Marine Le Pen navigue depuis les élections européennes de 2014 à un niveau très élevé dans les urnes, entre 24 % et 27 % des voix aux différentes élections intermédiaires. Progresser encore dès le premier tour est donc de plus en plus compliqué.

Pour gagner des points, le FN mise en effet sur les abstentionnistes (Marine Le Pen a d’ailleurs commandé une étude qualitative pour sonder leurs attentes). Elle espère surtout que son électorat, qui puise en grande partie dans les catégories populaires, les plus promptes à s’abstenir, sera mobilisé le 23 avril.

AlexGou : Selon vous, quelle est la probabilité, et quels seraient les impacts sur le FN d’un « effondrement » de Marine Le Pen, et de sa non-présence au second tour ?

L’hypothèse était encore exclue il y a quelques semaines, elle ne l’est plus, et c’est en soi une surprise tant Marine Le Pen a dominé les intentions de vote ces dernières années. Si l’on se réfère aux résultats obtenus par le FN lors des élections intermédiaires, cette hypothèse n’est pas la plus probable.

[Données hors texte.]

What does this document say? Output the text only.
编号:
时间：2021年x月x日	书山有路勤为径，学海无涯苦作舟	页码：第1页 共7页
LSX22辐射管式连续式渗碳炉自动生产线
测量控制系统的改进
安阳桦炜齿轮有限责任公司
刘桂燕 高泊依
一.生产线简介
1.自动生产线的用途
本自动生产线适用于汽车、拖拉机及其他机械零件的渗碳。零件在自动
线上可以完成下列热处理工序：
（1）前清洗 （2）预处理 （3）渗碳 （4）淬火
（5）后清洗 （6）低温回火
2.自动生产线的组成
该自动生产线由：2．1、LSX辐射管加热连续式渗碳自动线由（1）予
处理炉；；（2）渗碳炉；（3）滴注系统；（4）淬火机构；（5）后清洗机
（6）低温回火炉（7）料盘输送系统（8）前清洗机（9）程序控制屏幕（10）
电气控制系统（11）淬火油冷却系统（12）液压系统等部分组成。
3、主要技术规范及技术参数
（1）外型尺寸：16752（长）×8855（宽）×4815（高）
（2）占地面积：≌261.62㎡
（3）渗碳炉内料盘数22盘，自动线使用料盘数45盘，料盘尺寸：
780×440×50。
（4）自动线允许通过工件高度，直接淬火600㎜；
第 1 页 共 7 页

Mais si Marine Le Pen devait ne pas se qualifier pour le second tour, il est certain que cela ouvrirait une crise au sein du FN, où certains demanderaient des comptes sur la stratégie mise en place par la présidente et son bras droit Florian Philippot depuis la dernière présidentielle. Un congrès doit normalement se tenir en fin d’année, ce serait l’occasion d’une grande explication de texte.

Deb76 : N’est-il pas étonnant que le Zénith qui accueillait le meeting de Marine Le Pen n’était pas entièrement plein ? N’est-ce pas inquiétant pour Marine Le Pen ?

La salle était quasiment pleine au moment du discours de Marine Le Pen, seuls quelques sièges dans les travées hautes restaient vides. De manière plus générale, la candidate du FN a moins mobilisé dans ses réunions publiques qu’Emmanuel Macron, Jean-Luc Mélenchon ou François Fillon. Mais cet indicateur n’est pas forcément le plus fiable pour juger de la dynamique de fond qui porte un candidat. Nicolas Sarkozy affichait complet dans ses meetings pendant la campagne de la primaire de la droite, et il n’a fini que troisième de l’élection.

Léo : Quel est l’objectif principal de Marine Le Pen et du Front national ? Est-elle capable de réellement gagner la présidentielle ?

Officiellement, l’objectif est de gagner. En réalité, chacun sait au Front national que la victoire sera très difficile à obtenir. Se qualifier pour le second tour est vu comme un minimum. Certains fixent la barre des 35 % comme un seuil au-dessous duquel le résultat serait considéré comme un échec. Surtout, le FN espère obtenir un groupe parlementaire à l’Assemblée nationale (au moins 15 députés), sans quoi la séquence électorale serait définitivement ratée.

Papy95 : Le retour aux « fondamentaux » ne prouve-t-il pas que Marine Le Pen est vraiment peu à l’aise sur les questions économiques et à contre-courant de la majorité des électeurs sur ce point ?

Marine Le Pen a conscience que la question de la sortie de l’euro hérisse les électeurs, qui sont majoritairement opposés à cette proposition. Elle considère d’ailleurs que cela lui a fait perdre deux ou trois points en 2012. Dans cette campagne, l’idée était de rassurer en présentant cette mesure comme un retour à la « souveraineté monétaire », noyé dans une série de négociations avec l’Union européenne.

Effectivement, les thèmes d’identité et d’immigration ont plus dominé dans sa campagne, mais c’est aussi l’actualité qui veut ça : en 2012 l’économie occupait les débats. Et Marine Le Pen n’a pas caché qu’elle voulait revenir au franc.